Pesto Stuffed Mushroom Caps
Total Time: 24 hrs
Preparation Time: 24 hrs
Ingredients
- Servings: 8
- 24 small cremini mushrooms, de-stemmed
- 1/4 cup olive oil
- 1/4 cup nama shoyu or 1/4 cup soy sauce
- 1/4 cup apple cider vinegar
- 4 garlic cloves, minced
- lots fresh ground black pepper
- 2 cups basil leaves, packed
- 1 cup walnuts
- 1/2 cup pine nuts, plus 2t ground for garnish
- 2 tablespoons nutritional yeast
- 2 tablespoons olive oil
- 1 garlic clove
- sea salt
Recipe
- 1 make marinade and marinate mushroom caps for 24 hours.
- 2 remove mushrooms from the marinade and pat dry with a towel.

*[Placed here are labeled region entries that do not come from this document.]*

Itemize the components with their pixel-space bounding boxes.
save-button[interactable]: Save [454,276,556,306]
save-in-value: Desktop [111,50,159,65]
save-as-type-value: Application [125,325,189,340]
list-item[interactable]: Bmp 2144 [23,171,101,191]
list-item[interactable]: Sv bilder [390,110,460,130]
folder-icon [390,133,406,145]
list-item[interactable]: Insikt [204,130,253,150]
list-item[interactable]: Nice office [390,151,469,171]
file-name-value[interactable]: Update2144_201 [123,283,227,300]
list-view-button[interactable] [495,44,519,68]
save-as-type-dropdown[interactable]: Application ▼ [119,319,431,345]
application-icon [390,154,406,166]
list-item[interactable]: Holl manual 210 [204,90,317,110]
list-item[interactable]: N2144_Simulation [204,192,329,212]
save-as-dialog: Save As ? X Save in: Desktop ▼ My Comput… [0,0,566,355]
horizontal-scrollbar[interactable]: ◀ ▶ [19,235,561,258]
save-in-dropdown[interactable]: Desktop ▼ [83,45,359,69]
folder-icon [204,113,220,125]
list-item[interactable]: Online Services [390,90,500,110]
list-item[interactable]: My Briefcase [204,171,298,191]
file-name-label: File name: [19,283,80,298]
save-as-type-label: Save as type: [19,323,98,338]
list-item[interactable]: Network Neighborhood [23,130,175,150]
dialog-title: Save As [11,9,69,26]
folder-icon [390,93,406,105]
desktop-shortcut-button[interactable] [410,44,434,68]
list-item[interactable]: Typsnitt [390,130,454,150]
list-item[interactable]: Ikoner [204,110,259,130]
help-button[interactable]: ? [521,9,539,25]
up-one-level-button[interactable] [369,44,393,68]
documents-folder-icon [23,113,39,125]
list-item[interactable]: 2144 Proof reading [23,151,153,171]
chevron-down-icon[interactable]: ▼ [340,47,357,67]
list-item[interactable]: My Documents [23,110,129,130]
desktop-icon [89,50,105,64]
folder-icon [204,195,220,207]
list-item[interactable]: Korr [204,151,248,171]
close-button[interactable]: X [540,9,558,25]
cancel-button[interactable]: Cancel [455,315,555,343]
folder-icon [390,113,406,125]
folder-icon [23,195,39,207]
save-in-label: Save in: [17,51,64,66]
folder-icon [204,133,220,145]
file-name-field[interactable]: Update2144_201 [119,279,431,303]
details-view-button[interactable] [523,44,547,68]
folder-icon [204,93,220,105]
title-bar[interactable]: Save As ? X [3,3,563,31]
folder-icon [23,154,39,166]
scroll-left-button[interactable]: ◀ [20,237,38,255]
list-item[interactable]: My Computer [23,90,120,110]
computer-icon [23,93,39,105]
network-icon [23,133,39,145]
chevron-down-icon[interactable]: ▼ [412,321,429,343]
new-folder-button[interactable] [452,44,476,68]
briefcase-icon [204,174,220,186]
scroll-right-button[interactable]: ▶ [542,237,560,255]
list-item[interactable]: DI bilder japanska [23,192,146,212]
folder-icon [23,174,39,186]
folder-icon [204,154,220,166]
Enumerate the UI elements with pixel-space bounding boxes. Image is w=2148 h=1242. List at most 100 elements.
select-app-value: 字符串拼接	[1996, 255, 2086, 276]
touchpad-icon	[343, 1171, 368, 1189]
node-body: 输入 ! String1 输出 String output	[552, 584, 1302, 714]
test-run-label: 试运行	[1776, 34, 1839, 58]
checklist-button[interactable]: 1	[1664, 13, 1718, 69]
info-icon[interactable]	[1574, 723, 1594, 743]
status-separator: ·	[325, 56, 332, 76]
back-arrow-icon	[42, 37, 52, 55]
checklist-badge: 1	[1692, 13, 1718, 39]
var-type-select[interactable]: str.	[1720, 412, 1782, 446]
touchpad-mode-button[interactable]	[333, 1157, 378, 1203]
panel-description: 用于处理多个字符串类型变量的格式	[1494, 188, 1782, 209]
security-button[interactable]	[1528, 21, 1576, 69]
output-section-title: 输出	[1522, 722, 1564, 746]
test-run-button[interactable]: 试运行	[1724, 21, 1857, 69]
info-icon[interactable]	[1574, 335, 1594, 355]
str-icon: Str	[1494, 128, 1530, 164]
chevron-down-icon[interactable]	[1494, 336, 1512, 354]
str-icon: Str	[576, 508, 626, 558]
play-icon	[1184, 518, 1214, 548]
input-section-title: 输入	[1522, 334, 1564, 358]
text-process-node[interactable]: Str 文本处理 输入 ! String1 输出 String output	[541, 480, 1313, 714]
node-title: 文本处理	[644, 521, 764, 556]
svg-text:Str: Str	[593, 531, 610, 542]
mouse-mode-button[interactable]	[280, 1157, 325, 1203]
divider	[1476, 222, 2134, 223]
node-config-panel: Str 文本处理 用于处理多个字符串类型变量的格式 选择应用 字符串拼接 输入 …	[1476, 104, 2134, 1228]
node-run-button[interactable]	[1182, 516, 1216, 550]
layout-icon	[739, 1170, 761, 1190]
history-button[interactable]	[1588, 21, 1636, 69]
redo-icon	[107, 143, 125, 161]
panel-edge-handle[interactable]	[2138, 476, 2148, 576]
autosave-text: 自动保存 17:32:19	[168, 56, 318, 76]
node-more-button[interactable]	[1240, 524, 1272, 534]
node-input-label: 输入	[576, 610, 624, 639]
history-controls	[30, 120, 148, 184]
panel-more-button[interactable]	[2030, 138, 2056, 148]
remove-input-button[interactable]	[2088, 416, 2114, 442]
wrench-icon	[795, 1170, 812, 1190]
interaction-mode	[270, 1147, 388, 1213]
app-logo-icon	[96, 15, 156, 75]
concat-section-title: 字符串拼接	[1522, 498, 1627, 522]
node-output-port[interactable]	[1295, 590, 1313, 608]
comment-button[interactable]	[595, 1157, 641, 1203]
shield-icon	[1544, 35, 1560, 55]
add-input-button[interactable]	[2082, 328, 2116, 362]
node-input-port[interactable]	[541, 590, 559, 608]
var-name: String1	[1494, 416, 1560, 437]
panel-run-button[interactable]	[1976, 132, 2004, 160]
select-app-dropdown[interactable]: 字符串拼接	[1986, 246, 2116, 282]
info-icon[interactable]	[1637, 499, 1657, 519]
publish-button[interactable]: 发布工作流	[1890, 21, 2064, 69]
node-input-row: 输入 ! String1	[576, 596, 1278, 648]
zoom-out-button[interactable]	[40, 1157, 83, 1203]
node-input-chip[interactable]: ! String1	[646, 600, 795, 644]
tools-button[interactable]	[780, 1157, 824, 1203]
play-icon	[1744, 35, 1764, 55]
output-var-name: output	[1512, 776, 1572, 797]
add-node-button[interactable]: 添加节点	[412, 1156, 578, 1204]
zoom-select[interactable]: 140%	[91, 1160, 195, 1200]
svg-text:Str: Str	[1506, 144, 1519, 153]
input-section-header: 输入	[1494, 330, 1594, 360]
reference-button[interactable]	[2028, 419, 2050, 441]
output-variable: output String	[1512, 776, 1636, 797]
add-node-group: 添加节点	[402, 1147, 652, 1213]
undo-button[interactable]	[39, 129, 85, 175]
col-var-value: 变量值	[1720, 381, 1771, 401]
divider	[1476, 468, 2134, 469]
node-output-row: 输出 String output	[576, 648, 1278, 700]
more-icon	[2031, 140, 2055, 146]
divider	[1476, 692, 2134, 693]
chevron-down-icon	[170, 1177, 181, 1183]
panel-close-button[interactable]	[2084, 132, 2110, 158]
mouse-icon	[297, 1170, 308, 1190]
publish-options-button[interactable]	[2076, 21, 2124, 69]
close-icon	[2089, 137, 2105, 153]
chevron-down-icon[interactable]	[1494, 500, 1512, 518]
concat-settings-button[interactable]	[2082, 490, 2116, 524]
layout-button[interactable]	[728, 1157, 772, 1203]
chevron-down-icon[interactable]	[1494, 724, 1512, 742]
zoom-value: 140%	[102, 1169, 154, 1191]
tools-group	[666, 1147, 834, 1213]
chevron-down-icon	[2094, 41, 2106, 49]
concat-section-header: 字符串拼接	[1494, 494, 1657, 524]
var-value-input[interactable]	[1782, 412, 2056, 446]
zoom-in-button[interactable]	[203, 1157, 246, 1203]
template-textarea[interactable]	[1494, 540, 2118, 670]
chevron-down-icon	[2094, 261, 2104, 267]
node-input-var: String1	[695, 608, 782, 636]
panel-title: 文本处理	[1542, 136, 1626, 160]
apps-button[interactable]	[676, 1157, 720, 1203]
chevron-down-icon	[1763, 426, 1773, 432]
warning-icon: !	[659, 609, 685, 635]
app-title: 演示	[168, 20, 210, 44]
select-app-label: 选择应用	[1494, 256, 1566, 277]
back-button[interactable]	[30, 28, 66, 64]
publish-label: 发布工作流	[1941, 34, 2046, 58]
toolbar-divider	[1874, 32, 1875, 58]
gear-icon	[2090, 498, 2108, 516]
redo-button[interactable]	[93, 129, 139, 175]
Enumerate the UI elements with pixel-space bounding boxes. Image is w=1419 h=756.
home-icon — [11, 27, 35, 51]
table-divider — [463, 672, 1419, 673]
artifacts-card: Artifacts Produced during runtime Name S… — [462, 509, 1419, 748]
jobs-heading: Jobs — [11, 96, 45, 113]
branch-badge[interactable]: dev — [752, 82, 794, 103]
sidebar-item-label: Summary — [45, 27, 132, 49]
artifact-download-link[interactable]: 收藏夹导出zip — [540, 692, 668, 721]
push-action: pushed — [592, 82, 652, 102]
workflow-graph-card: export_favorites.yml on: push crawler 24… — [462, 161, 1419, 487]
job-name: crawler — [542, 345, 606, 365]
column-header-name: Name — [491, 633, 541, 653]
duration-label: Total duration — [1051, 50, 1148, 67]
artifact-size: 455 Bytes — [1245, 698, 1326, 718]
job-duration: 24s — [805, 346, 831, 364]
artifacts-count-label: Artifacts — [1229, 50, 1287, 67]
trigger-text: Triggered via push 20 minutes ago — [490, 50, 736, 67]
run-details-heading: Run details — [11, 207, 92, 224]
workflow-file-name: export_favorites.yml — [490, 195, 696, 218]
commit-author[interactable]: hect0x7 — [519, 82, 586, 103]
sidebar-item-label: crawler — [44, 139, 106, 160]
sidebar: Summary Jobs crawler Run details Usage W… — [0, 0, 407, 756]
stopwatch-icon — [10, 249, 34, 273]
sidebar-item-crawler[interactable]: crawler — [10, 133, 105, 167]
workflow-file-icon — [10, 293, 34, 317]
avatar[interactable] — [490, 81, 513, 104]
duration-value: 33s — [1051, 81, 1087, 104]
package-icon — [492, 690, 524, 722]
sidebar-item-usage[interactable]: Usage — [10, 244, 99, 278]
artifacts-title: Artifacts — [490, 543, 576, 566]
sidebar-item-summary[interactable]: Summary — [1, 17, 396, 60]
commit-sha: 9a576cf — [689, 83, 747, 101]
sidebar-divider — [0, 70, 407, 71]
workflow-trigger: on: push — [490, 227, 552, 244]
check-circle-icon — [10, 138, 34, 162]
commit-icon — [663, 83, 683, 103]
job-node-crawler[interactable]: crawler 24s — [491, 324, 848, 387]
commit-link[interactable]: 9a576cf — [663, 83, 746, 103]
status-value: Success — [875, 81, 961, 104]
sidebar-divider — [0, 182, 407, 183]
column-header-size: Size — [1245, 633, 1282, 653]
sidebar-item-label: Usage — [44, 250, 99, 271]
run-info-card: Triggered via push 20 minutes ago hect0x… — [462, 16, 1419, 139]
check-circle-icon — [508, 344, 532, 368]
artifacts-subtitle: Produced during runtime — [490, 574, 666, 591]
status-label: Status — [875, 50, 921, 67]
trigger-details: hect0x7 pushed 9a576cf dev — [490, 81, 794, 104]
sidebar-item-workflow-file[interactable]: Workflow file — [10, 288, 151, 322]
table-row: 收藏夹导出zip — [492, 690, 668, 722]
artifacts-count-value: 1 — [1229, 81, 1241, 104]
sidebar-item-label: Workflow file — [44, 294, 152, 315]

- 3 grind walnuts into small crumbs in a food processor and add the rest of the pâté ingredients.
- 4 blend until well incorporated, but not completely smooth.
- 5 spoon a small amount of the pesto pâté into each mushroom, and top with ground pine nuts.
- 6 serve as-is, or warmed in a dehydrator or very low oven for about an hour.